🤖 AI Summary
To address the scarcity of gender bias detection research for low-resource languages like Hausa, this study constructs the first high-quality, culturally grounded Hausa annotated dataset for gender discrimination detection, leveraging community collaboration, qualitative coding, and data augmentation. Methodologically, it introduces a two-stage user study—including in-depth interviews with native speakers and iterative annotation feedback—to systematically identify and model culture-specific linguistic phenomena (e.g., clarification requests, idiomatic misinterpretations). It further benchmarks traditional machine learning and multilingual pretrained models under few-shot settings. Results show that while multilingual models exhibit baseline discrimination detection capability, their lack of cultural contextualization leads to substantial false positives.
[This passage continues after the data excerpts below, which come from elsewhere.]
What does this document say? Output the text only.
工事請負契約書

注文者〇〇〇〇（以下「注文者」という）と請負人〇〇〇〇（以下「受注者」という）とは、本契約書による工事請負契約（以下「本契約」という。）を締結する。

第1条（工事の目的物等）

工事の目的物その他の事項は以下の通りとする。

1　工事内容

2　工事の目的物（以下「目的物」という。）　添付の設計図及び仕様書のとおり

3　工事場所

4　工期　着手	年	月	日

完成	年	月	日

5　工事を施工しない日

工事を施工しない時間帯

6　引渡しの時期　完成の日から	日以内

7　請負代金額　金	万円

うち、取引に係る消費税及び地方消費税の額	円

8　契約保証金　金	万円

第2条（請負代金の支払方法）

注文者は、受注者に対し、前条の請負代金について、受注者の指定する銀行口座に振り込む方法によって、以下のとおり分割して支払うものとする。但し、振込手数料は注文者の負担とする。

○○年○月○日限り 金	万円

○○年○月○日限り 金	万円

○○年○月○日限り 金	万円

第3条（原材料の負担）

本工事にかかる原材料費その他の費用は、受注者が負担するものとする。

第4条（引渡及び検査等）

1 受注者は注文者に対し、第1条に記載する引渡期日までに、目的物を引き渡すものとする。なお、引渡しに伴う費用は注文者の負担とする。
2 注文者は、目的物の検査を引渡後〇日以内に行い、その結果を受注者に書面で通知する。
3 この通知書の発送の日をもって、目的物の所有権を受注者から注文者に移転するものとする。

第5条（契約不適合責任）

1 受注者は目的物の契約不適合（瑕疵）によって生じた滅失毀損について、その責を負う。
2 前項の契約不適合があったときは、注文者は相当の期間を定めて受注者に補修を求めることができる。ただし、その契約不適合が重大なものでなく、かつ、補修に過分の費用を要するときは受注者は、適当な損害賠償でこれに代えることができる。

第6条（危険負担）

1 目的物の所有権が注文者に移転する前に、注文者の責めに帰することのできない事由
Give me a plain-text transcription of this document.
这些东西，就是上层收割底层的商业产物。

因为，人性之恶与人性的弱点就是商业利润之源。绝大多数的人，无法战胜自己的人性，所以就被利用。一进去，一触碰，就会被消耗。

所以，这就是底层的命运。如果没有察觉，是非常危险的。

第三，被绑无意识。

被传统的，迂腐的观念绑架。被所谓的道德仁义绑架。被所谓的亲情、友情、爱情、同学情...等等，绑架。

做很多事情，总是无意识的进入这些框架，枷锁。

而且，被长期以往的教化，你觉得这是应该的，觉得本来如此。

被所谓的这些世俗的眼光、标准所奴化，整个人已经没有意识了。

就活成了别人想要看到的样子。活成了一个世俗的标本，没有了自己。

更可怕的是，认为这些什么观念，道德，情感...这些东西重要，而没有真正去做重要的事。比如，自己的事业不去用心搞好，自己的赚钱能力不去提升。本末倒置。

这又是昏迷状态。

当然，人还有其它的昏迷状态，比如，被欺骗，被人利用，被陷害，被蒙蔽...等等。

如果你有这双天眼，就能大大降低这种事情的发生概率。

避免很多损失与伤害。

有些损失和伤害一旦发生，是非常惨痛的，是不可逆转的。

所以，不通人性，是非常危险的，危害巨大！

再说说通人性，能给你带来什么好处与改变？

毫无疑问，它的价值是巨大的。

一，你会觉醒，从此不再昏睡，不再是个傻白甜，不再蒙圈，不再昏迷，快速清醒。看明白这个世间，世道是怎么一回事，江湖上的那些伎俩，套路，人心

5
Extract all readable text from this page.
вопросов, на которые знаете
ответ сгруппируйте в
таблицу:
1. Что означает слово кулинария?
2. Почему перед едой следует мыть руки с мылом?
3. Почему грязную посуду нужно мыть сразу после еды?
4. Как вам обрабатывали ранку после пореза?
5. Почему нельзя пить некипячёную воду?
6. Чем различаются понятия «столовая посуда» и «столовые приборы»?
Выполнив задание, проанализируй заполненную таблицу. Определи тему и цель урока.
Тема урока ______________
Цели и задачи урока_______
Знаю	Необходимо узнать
This work fills a critical gap in computational gender bias research for Hausa and proposes a “culture-embedded data construction” paradigm—a reusable methodological framework for bias detection in low-resource languages.
📝 Abstract
Sexism reinforces gender inequality and social exclusion by perpetuating stereotypes, bias, and discriminatory norms. Noting how online platforms enable various forms of sexism to thrive, there is a growing need for effective sexism detection and mitigation strategies. While computational approaches to sexism detection are widespread in high-resource languages, progress remains limited in low-resource languages where limited linguistic resources and cultural differences affect how sexism is expressed and perceived. This study introduces the first Hausa sexism detection dataset, developed through community engagement, qualitative coding, and data augmentation. For cultural nuances and linguistic representation, we conducted a two-stage user study (n=66) involving native speakers to explore how sexism is defined and articulated in everyday discourse. We further experiment with both traditional machine learning classifiers and pre-trained multilingual language models and evaluating the effectiveness few-shot learning in detecting sexism in Hausa. Our findings highlight challenges in capturing cultural nuance, particularly with clarification-seeking and idiomatic expressions, and reveal a tendency for many false positives in such cases.